Immunodiagnosis by enzyme-linked immuno-blot assay is more accurate than ELISA but sensitivity is low when parasite burden is low in solitary intramuscular or subcutaneous lesions[4]. The well established criteria on fine-needle cytology help to confirm the diagnosis of a subcutaneous cysticercosis nodule with the essential one being identification of parasitic fragments[5]. Other criteria include recognition of the tegument of the parasite which appears as rounded wavy folds and scolex with hooklets with hyaline membrane surrounding it. The inflammatory reaction consists mainly of eosinophils with varying proportions of other polymorphs and epithelioid cells and giant cells[5]. Radiological modalities, like MRI can also sometime show characteristic appearance of solitary cysticercosis and a scolex within. On ultrasonography the cyst can be seen as a clear anechoic structure with well-defined smooth walls.

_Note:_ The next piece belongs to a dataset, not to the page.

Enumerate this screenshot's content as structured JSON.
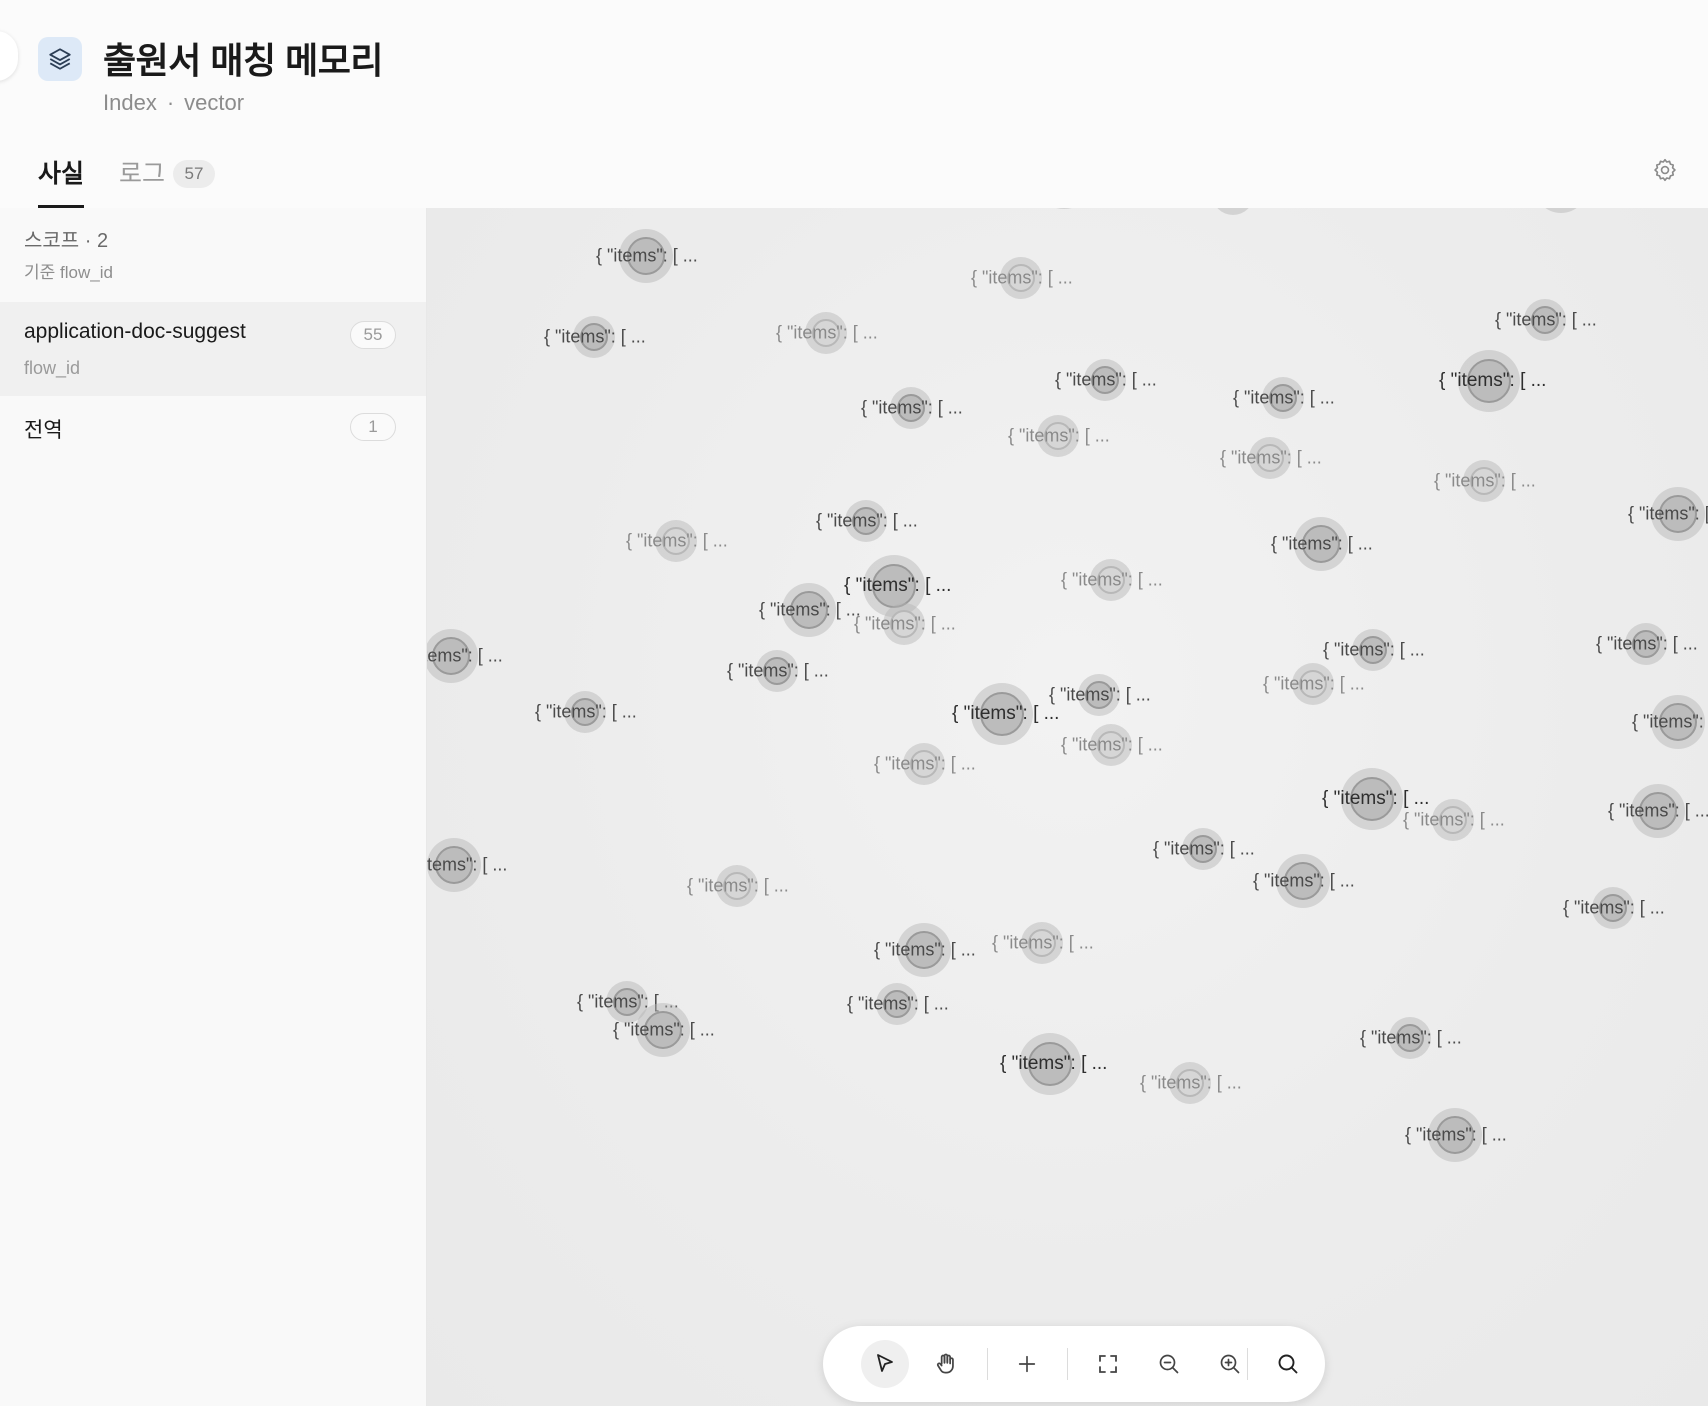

Sometimes, scolices can be easily appreciated on ultrasound than on MR images[6]. Early diagnosis helps to initiate appropriate therapy with cestocidal drugs, like pranziquantel or albendazol. Some authors are of the view that the anticysticercal treatment is unnecessary in asymptomatic cases while others recommend simultaneous use of steroids as well to prevent the adverse reactions. It has been observed that most of the nodules disappear months after the initiation of the treatment. Surgical excision can be considered for solitary or a few lesions as a definitive and cosmetic treatment[3]

The taeniasis-cysticercosis complex poses a difficult public health problem in poor countries particularly in parts of Asia and Africa and a disease prevention program involving proper sewage disposal, consumption of filtered or boiled water, preparation of well washed vegetables and beef before consumption is recommended.

References

  1. González AE, Lopez Urbina T, Tsang B et al. Transmission dynamics of Taenia solium andpotential for pig-to-pig transmission. Parasitol Int. 2006;55:131-5.
  2. Jones TC. Cestodes (tapeworms). In: Mandell GL, Douglas RG Jr, Bennet JE, editors. Principles and Practice of Infectious Diseases. New York: Churchill Livinstone Inc. 1999; Pp:2183-5.
  3. Wortman P. Subcutaneous cysticercosis. J Am Acad Dermatol. 1991;25:409-14.
  4. Dorny P, Brandt J, Zoli A, Geerts S. Immunodiagnostic tools for human and porcine cysticercosis. Acta Tropica. 2003; 87:76–86.
  5. Khurana N, Jain S. Cytomorphological spectrum of cysticercosis - a review of 132 cases. Indian J Pathol Microbiol.1999; 42: 69-71.
  6. Martinez HR., Rangelguerra R, Arredondoestrada JH, et al. Medical and surgical treatment in neurocysticercosis: a magnetic resonance study of 161 cases. J  Neurol Sci. 1995;130: 25-34.